Pour la fonction achats, nous avons examiné un certain nombre d'outils innovants et sommes en train de les tester, mais d'une manière générale, il semble que les options technologiques soient à la traîne dans ce domaine par rapport aux autres avancées que nous constatons ailleurs.

Il serait intéressant que le statu quo actuel soit remis en question par des options technologiques nouvelles en matière d'achats ; que la technologie bouleverse certains de nos processus d'achats historiques au lieu de se limiter à une simple numérisation de ce que nous faisons déjà.

Notre service a investi dans des systèmes qui visent à réduire les processus manuels à base d'impressions et à améliorer les procédures d'audit et de comptabilité pour les bons de commande et la facturation. Nous avons également simplifié les méthodes de due diligence et d’étude de risques liés aux fournisseurs en créant une plateforme unique adoptée à l'échelle mondiale.

Un autre point à prendre en considération dans votre stratégie technologique est de vous assurer que la solution retenue, quelle qu'elle soit, vous permette d'exploiter au mieux les données. L'erreur consiste à acheter une solution et à tout attendre d'elle ; il vous faut en effet investir également dans des logiciels et des personnes capables d'extraire les données depuis des systèmes hétérogènes, et d'en rendre compte d'une manière favorable à la prise de décisions plus rapide concernant votre activité.

La capacité à extraire et à présenter ces données en temps opportun et de façon pertinente permettra à la fonction achats d'acquérir peu à peu le statut de véritable partenaire stratégique au sein de l'entreprise.

Jason Busch, fondateur d'Azul Partners et cofondateur de Spend Matters

En l'an 2000, les technologies de sourcing ne fonctionnaient pas exactement telles qu'elles étaient vendues « en l'état ». Depuis, les technologies d'achats, et notamment les capacités d'analyse des dépenses et achats offertes par le sourcing stratégique, se sont considérablement perfectionnées. Il existe pourtant des disparités énormes entre les fournisseurs, ainsi qu'en termes de caractéristiques plus ou moins adaptées à chaque situation.

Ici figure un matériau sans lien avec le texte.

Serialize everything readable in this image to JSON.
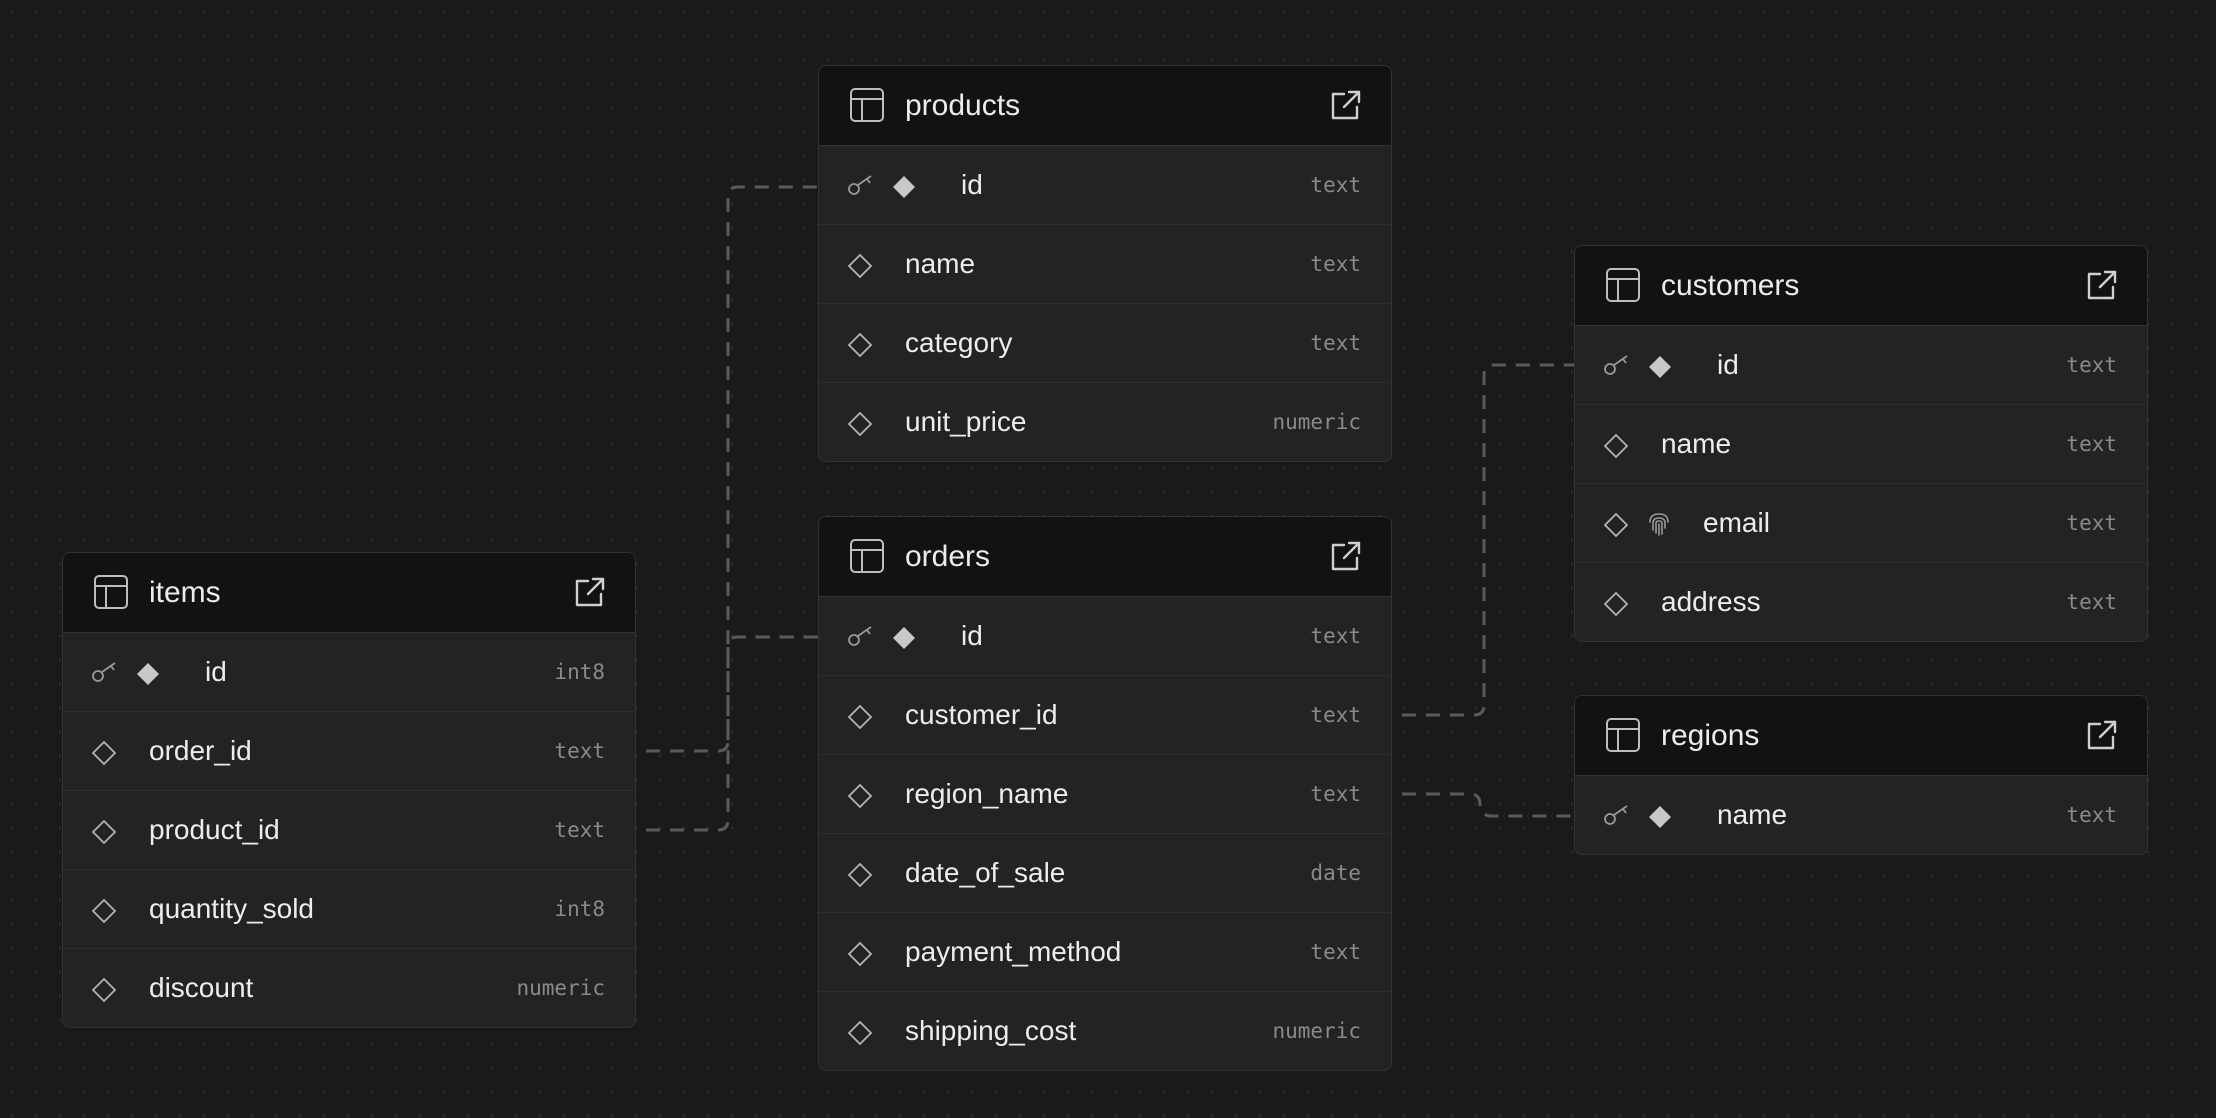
{
  "tables": {
    "products": {
      "name": "products",
      "columns": [
        {
          "name": "id",
          "type": "text",
          "primary": true
        },
        {
          "name": "name",
          "type": "text"
        },
        {
          "name": "category",
          "type": "text"
        },
        {
          "name": "unit_price",
          "type": "numeric"
        }
      ]
    },
    "orders": {
      "name": "orders",
      "columns": [
        {
          "name": "id",
          "type": "text",
          "primary": true
        },
        {
          "name": "customer_id",
          "type": "text"
        },
        {
          "name": "region_name",
          "type": "text"
        },
        {
          "name": "date_of_sale",
          "type": "date"
        },
        {
          "name": "payment_method",
          "type": "text"
        },
        {
          "name": "shipping_cost",
          "type": "numeric"
        }
      ]
    },
    "items": {
      "name": "items",
      "columns": [
        {
          "name": "id",
          "type": "int8",
          "primary": true
        },
        {
          "name": "order_id",
          "type": "text"
        },
        {
          "name": "product_id",
          "type": "text"
        },
        {
          "name": "quantity_sold",
          "type": "int8"
        },
        {
          "name": "discount",
          "type": "numeric"
        }
      ]
    },
    "customers": {
      "name": "customers",
      "columns": [
        {
          "name": "id",
          "type": "text",
          "primary": true
        },
        {
          "name": "name",
          "type": "text"
        },
        {
          "name": "email",
          "type": "text",
          "identity": true
        },
        {
          "name": "address",
          "type": "text"
        }
      ]
    },
    "regions": {
      "name": "regions",
      "columns": [
        {
          "name": "name",
          "type": "text",
          "primary": true
        }
      ]
    }
  },
  "relations": [
    {
      "from": "items.order_id",
      "to": "orders.id"
    },
    {
      "from": "items.product_id",
      "to": "products.id"
    },
    {
      "from": "orders.customer_id",
      "to": "customers.id"
    },
    {
      "from": "orders.region_name",
      "to": "regions.name"
    }
  ],
  "icons": {
    "table": "table-icon",
    "open": "external-link-icon",
    "primary_key": "key-icon",
    "column": "diamond-icon",
    "identity": "fingerprint-icon"
  },
  "colors": {
    "background": "#1a1a1a",
    "card": "#232323",
    "header": "#121212",
    "border": "#333333",
    "text": "#ededed",
    "type_text": "#8a8a8a",
    "link_line": "#5a5a5a"
  }
}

Considérons d'abord la partie « demande » de l'équation. De nos jours, la technologie du sourcing stratégique se divise elle aussi en différentes catégories d'acheteurs. Les premiers, qui sont les plus efficaces, mettent en place une analyse de cas et détermine leurs besoins en termes de variables x, y, z. Malheureusement, ils ne représentent qu'une minorité. La plupart des gens acquièrent des technologies de sourcing dans le but de résoudre une difficulté particulière, en se disant par exemple : « Je n'ai pas de visibilité sur mes dépenses et j'ai besoin de connaissances de base pour élaborer une stratégie de catégorie ». Or, le fait de manquer de visibilité est probablement déjà le symptôme d'un autre problème ailleurs. Procéder à une analyse des dépenses peut être extrêmement utile, mais si la cause originelle du problème reste indistincte, vous ne cernerez pas celui-ci dans son ensemble et ne parviendrez pas, à terme, à le résoudre.

Un autre aspect susceptible d'engendrer de la frustration est la tendance à ignorer les coûts liés à la mise en œuvre, tels que ceux qui sont associés à la gestion du changement. Il se peut que vous ayez en main le bon outil, mais pas le bon modèle d'implémentation.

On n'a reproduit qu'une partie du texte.